There are other limits on ownership, even for Oregon residents

Measure 109, Section 21, provides that an individual can hold a “financial interest” in only one psilocybin manufacturer, and no more than five service centers. The term “financial interest” isn’t defined; that’s a job for OHA. But if the agency takes a cue from the cannabis rules, we may see a definition like the one currently found in OAR 845-025-1015(35):

“ ‘financial interest’ means having an interest in an applicant [or] licensee such that the performance of the business causes, or is capable of causing, an individual or a legal entity with which the individual is affiliated, to benefit or suffer financially.”

The cannabis rules then proceed to list various examples of what does, and does not, constitute a financial interest. The psilocybin rules will likely do the same.

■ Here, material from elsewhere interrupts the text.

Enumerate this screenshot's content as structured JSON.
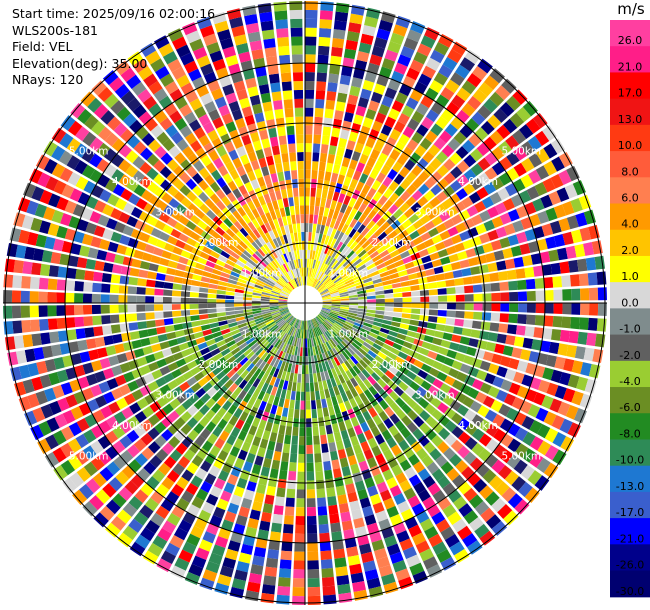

In any case, it is clear that the Measure 109 drafters intended to keep Oregon psilocybin smallish to start. Verticality will be allowed, in the sense that the same individual may own a holding company, for example, which owns a psilocybin production center and couple of service centers. But the limitations will be pretty strict beyond that.

Finally, with respect to the rules generally, one helpful fact is that the gentleman charged with drafting them is a lawyer named Jesse Sweet. Mr. Sweet also served as a primary drafter of the OLCC’s marijuana rules back in the day. During his tenure, the OLCC made changes to its residency rules, “financial interest” rules, and related guidance for cannabis businesses. It’s a boon for OHA and Oregon psilocybin to have someone experienced in the role here.

You might have to pay a ton of tax

Notwithstanding Measure 109, psilocybin (like psilocin) is still listed on schedule I of the federal Controlled Substances Act. This means that any business “trafficking” in psilocybin will be subject to IRC § 280E to some extent.

As with cannabis, the applicability of § 280E will also vary by business and business type. Psilocybin manufacturers and service centers will both feel the bite of § 280E. Of the two, service centers will have it worse because they won’t be able to categorize much as “cost of goods sold” (COGS)– aside from direct wholesale inventory costs.

My guess is we will see certain service centers try to avail themselves of “separate trade or business” status, by bifurcating business lines. (Hey, we’re also an art gallery!) Certain efforts may be defensible, but there are fairly clear “dos and don’ts” with this, as people have learned—usually the hard way—from the cannabis tax cases.

Finally, as to licensed facilitators, these professionals may be able to take the position that § 280E does not apply to their earnings. But I’ll leave this to the psilocybin CPAs.